The study enrolled 1,795 people with early Alzheimer’s disease from around the globe. Participants received the drug (or matching placebo) via i.v. infusion once every two weeks (biweekly). Special focus was placed on recruiting participants from traditionally underrepresented groups, resulting in 25% of U.S. enrollment from minority communities. Due to this recruitment and enrollment strategy, the study’s population closely mirrors today’s Medicare enrollment. 

“This is a major foundational step forward that provides robust, consistent and high-grade data from a well-designed, well-powered, and well-implemented clinical trial,” said Dr. Atri.  

Dr. Atri added that the 27% relative slowing of progression over 18 months is a meaningful benefit that on average translates to about five months "gain" in time over 18 months, delaying symptoms and loss of independence in a person living with early-stage Alzheimer's. Over longer periods of treatment, and with greater sustained reduction of amyloid plaques, the benefits may potentially increase further. 

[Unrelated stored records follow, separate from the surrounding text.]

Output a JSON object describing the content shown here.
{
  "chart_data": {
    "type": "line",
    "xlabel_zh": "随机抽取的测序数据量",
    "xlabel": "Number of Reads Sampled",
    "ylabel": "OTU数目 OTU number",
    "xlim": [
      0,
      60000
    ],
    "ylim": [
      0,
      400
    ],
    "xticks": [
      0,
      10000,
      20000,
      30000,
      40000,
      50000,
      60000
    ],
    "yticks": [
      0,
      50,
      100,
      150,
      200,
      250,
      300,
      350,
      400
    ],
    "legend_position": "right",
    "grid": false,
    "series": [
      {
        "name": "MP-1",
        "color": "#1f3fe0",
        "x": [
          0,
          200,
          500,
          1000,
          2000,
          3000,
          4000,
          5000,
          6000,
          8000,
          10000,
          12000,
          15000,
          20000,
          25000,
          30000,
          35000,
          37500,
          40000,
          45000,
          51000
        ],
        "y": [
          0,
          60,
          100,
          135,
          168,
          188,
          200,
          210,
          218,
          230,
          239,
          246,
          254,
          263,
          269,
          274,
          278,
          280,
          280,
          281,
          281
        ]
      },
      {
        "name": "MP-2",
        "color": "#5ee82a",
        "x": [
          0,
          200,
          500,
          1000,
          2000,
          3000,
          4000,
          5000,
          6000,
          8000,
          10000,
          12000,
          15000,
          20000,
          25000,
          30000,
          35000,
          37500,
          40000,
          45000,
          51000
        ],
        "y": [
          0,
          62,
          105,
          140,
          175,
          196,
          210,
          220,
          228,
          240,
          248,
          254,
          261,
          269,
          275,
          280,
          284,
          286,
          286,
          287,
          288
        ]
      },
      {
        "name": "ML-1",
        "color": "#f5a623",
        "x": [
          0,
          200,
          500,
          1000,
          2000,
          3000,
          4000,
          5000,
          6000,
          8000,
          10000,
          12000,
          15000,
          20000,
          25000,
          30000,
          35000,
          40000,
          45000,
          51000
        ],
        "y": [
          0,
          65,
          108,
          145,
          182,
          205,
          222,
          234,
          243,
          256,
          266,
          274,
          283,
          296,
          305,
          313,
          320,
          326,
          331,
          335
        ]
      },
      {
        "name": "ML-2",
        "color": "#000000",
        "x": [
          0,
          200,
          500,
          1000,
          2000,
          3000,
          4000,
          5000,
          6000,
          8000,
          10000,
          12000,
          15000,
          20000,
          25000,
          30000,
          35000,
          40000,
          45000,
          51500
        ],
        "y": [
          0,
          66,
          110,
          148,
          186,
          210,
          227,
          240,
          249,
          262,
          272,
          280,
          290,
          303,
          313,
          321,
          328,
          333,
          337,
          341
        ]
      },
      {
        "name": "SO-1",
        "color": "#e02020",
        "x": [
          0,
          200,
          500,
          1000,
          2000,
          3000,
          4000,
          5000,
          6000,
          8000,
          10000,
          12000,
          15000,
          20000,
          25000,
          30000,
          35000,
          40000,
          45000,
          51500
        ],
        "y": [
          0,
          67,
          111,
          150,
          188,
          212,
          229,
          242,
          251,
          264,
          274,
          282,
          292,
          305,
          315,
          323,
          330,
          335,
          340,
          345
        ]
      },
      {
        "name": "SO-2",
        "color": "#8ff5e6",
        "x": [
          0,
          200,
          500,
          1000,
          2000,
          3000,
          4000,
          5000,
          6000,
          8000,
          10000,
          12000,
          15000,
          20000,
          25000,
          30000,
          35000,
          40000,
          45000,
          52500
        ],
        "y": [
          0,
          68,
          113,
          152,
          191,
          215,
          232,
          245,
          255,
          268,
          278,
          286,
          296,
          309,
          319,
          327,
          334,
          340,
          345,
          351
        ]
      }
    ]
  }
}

The next step is the presentation of full clinical data from the trial at the annual Clinical Trials on Alzheimer’s Disease conference in late 2022. Eisai and Biogen then plan to apply for drug approval from the FDA in the United States. Many experts expect that, if approved, lecanemab may become available to patients in 2023 or 2024. 
 
This latest discovery represents one more positive step toward identifying treatment and prevention strategies for Alzheimer’s and hope for the 55 million people and their families living with the disease.